Я сделал главное, всецело и логично отработав свое алиби для ЦРУ. По двум направлениям: своему должностному изничтожению, вызванному непонятными переменами настроений в министерстве и в Администрации, и нависшей надо мной угрозой провала.
Наверное, мною руководила какая-то подспудная, неразличимая сознанием интуиция, но все свои финансовые и хозяйственные дела я начал тупо и целенаправленно решать на следующий день после ухода Ольги. И в это утро, когда пил кофе в своей квартире, я то и дело посматривал на часы: в полдень мне предстояло убыть в аэропорт Шереметьево, откуда я вылетал в Америку, сдав ключи от квартиры новым ее хозяевам. Из всей моей недвижимости отныне здесь оставалась только могила отца.
Я понимал, что лечу к черту в пасть, но иного пути для себя не видел. Не объяснившись с ЦРУ, затерявшись то ли в российской глубинке, то ли в стране третьего мира, рассчитывать на свое хоть какое-нибудь благополучное будущее я мог, полагаясь на исключительное везение. Прощать соскочившим агентам их вольные финты никакая секретная служба себе не позволяла, толкая меня к единственному выбору, способному сохранить мне жизнь. Был еще один способ уйти от проблем: пуля в лоб. Но Господь завещал нам воздерживаться от самоубийства как от греха смертного. Да и чьи бы аплодисменты я заслужил, нажав на спусковой крючок? Этого равнодушного ко мне мира?

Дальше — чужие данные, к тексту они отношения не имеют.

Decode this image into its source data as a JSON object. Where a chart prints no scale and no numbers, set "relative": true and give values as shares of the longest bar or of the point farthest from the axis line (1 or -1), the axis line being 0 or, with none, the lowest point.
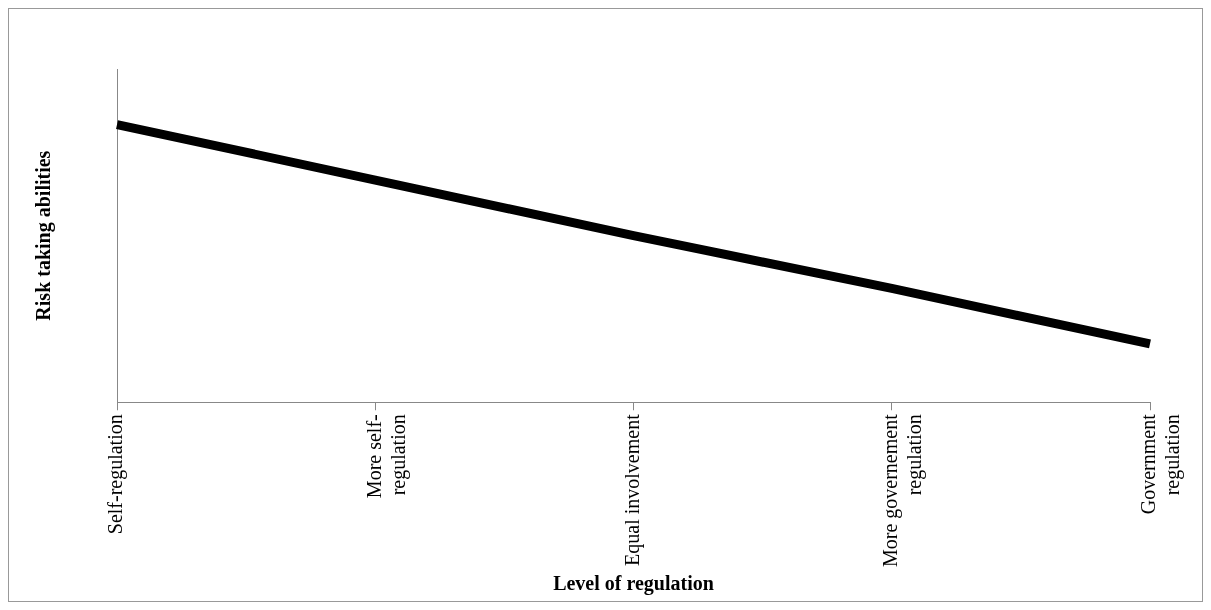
{
  "chart_data": {
    "type": "line",
    "xlabel": "Level of regulation",
    "ylabel": "Risk taking abilities",
    "relative": true,
    "categories": [
      "Self-regulation",
      "More self-regulation",
      "Equal involvement",
      "More governement regulation",
      "Government regulation"
    ],
    "series": [
      {
        "color": "#000000",
        "values": [
          1,
          0.8,
          0.6,
          0.41,
          0.21
        ]
      }
    ],
    "legend": false,
    "grid": false,
    "marker": "none",
    "line_style": "solid"
  }
}
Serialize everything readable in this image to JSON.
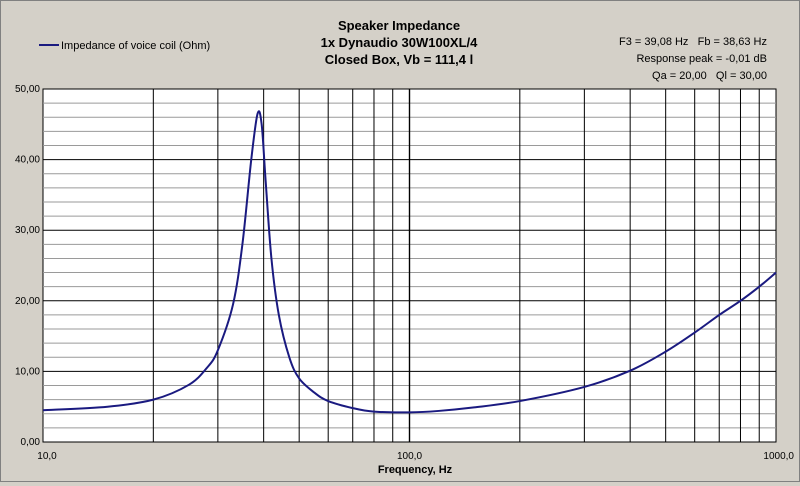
{
  "chart_data": {
    "type": "line",
    "title_lines": [
      "Speaker Impedance",
      "1x Dynaudio 30W100XL/4",
      "Closed Box, Vb = 111,4 l"
    ],
    "info_lines": [
      "F3 = 39,08 Hz   Fb = 38,63 Hz",
      "Response peak = -0,01 dB",
      "Qa = 20,00   Ql = 30,00"
    ],
    "xlabel": "Frequency, Hz",
    "ylabel": "",
    "x_scale": "log",
    "xlim": [
      10,
      1000
    ],
    "ylim": [
      0,
      50
    ],
    "x_tick_values": [
      10,
      100,
      1000
    ],
    "x_tick_labels": [
      "10,0",
      "100,0",
      "1000,0"
    ],
    "y_tick_values": [
      0,
      10,
      20,
      30,
      40,
      50
    ],
    "y_tick_labels": [
      "0,00",
      "10,00",
      "20,00",
      "30,00",
      "40,00",
      "50,00"
    ],
    "grid": true,
    "legend_position": "top-left",
    "line_color": "#1a1a80",
    "series": [
      {
        "name": "Impedance of voice coil (Ohm)",
        "x": [
          10,
          15,
          20,
          25,
          28,
          30,
          33,
          35,
          37,
          38.5,
          39.5,
          40.5,
          42,
          44,
          47,
          50,
          55,
          60,
          70,
          80,
          100,
          120,
          150,
          200,
          300,
          400,
          500,
          600,
          700,
          800,
          900,
          1000
        ],
        "y": [
          4.5,
          5.0,
          6.0,
          8.1,
          10.5,
          13.0,
          19.5,
          28.0,
          40.0,
          46.5,
          45.0,
          37.0,
          26.0,
          18.0,
          12.0,
          9.0,
          7.0,
          5.8,
          4.8,
          4.3,
          4.2,
          4.4,
          4.9,
          5.8,
          7.8,
          10.1,
          12.8,
          15.5,
          18.0,
          20.0,
          22.0,
          24.0
        ]
      }
    ]
  }
}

Таким образом, выбирая жизнь, я открывал новый горизонт, и для меня ничего не кончалось. И первым делом мне предстояла серьезная и конфликтная игра, в которой я надеялся выиграть, дабы продлить свое существование в подлунном мире.
Во имя чего?
Вероятно, как я вполне серьезно полагал, во имя воспитания в себе нового, более совершенного человека. То есть во имя задачи Божьей, данной нам для ее многотрудного и бесконечного разрешения.

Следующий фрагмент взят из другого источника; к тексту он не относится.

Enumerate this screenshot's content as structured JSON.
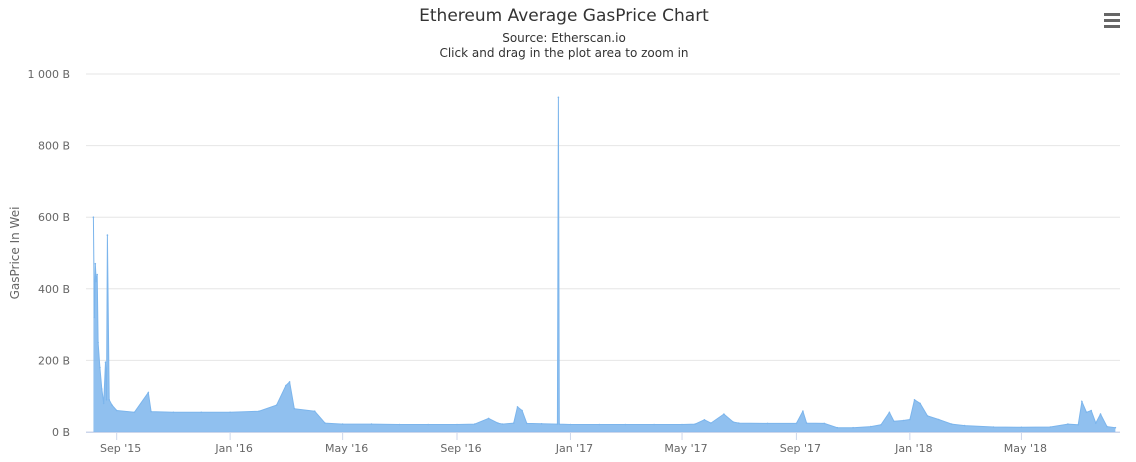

И без этой задачи жизнь наша не стоила ничего. И в ней заключался весь смысл человеческого пребывания в бытии. По моему глубочайшему убеждению.
В Нью-Йорке я поначалу поселился у мамы, но вскоре сменил квартиру, ибо родительница преподнесла мне ошарашивающий сюрприз, связавшись с сектой иеговистов, уверовав в их постулаты и настойчиво потянув меня в их шарашку, куда уже сумела привлечь своего муженька.
Когда же я решительно отверг все ее поползновения к осуществлению вербовки, она стала мрачна, как вулканическая скала, цедила слова сквозь зубы и всем своим видом давала мне понять, что мое присутствие на территории ее местожительства категорически нежелательно.